Self-Supervised Learning for General-Purpose Audio Representation
BYOL for Audio
This is a demo implementation of BYOL for Audio (BYOL-A), a self-supervised learning method for general-purpose audio representation, includes:
- Training code that can train models with arbitrary audio files.
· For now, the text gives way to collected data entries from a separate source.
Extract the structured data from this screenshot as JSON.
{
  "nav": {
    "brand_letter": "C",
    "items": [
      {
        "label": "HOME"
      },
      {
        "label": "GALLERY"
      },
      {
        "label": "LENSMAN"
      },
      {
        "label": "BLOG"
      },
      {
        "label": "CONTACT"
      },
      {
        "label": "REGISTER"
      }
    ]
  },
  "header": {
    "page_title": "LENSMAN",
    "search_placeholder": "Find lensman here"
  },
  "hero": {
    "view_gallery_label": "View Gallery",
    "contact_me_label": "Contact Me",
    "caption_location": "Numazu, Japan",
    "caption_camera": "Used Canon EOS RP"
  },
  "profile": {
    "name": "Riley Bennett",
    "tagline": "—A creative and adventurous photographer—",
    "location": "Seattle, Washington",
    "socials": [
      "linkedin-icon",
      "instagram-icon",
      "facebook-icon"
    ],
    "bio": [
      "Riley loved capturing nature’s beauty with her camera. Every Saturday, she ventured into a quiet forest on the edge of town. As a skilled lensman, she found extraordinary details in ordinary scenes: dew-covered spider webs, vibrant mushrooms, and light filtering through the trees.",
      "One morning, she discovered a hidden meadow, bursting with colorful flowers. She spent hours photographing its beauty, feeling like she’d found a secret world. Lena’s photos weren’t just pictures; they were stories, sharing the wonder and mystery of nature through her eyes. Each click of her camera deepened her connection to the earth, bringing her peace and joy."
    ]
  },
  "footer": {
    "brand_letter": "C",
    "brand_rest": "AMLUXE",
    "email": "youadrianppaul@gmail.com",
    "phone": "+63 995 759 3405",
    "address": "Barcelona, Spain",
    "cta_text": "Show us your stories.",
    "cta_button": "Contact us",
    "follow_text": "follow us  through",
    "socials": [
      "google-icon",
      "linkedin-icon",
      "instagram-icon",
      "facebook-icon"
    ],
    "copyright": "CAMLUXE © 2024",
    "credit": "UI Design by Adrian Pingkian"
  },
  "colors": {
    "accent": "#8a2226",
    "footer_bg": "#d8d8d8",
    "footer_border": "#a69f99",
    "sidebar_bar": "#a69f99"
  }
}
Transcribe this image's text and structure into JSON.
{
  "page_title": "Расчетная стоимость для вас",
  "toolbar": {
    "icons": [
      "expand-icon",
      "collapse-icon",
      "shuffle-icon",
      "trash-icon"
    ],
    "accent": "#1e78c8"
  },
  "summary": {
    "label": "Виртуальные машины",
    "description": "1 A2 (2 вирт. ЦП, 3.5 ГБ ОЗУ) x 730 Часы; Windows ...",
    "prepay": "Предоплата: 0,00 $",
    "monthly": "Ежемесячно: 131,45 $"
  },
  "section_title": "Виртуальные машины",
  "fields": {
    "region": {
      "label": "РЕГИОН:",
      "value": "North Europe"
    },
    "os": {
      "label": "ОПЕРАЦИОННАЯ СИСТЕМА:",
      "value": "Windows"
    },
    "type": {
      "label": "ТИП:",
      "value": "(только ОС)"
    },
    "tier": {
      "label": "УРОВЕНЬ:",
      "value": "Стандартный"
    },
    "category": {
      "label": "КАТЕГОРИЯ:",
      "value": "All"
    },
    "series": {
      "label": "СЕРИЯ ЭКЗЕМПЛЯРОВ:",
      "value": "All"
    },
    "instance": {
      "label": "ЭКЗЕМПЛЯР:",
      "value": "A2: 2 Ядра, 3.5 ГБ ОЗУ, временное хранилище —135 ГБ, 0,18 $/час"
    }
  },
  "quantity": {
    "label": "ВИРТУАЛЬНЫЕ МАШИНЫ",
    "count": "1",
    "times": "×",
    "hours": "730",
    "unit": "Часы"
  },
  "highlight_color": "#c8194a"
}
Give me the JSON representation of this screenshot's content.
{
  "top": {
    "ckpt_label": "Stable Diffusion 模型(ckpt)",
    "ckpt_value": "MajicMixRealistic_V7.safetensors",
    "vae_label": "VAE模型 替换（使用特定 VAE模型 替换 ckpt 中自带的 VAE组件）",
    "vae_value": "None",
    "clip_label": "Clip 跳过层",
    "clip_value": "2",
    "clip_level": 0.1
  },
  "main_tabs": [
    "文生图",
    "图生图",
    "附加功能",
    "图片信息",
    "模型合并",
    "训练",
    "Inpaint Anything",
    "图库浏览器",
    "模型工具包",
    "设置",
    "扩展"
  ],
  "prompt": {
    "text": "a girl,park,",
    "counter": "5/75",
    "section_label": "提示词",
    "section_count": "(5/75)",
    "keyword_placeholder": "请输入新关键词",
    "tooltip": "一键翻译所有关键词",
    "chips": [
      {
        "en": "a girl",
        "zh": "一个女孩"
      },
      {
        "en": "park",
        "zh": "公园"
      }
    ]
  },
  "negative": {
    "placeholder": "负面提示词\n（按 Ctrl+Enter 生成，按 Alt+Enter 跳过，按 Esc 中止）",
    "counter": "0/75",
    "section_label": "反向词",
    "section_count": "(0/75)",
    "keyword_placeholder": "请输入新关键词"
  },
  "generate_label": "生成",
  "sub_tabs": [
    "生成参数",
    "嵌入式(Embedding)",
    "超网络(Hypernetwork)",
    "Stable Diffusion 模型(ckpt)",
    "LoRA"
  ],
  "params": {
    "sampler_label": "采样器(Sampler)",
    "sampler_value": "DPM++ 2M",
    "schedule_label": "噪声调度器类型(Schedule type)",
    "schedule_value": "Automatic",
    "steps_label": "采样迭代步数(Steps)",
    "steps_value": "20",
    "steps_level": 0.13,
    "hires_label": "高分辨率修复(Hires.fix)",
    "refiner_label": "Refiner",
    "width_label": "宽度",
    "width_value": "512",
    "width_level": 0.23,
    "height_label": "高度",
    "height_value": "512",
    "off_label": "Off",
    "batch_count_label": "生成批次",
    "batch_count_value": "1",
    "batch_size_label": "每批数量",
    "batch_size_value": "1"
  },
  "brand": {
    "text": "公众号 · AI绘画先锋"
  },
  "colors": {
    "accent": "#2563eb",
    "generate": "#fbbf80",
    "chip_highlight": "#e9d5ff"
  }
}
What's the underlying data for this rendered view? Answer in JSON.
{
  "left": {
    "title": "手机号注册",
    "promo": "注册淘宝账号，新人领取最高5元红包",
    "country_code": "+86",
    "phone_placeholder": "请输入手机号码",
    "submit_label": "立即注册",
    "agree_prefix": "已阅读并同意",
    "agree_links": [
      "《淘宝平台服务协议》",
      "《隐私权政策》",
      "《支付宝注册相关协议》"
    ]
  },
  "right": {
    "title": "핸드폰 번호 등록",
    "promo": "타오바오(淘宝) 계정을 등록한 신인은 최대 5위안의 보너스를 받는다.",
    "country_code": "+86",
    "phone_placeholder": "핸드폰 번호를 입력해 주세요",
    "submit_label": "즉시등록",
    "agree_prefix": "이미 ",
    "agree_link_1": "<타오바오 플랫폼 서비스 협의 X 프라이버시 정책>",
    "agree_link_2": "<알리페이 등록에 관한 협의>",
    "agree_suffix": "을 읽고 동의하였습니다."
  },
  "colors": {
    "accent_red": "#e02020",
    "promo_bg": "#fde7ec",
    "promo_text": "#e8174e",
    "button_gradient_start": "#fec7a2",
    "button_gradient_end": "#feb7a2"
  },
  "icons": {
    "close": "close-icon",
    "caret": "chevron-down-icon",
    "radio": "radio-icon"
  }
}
- Evaluation code that can evaluate trained models with downstream tasks.
- Pretrained weights.
If you find BYOL-A useful in your research, please use the following BibTeX entry for citation.
@misc{niizumi2021byol-a,
title={BYOL for Audio: Self-Supervised Learning for General-Purpose Audio Representation},
author={Daisuke Niizumi and Daiki Takeuchi and Yasunori Ohishi and Noboru Harada and Kunio Kashino},
booktitle = {2021 International Joint Conference on Neural Networks, {IJCNN} 2021},
year={2021},
eprint={2103.06695},
archivePrefix={arXiv},
primaryClass={eess.AS}
}
Getting Started
-
Download external source files, and apply a patch. Our implementation uses the following.
curl -O https://raw.githubusercontent.com/lucidrains/byol-pytorch/2aa84ee18fafecaf35637da4657f92619e83876d/byol_pytorch/byol_pytorch.py
patch < byol_a/byol_pytorch.diff mv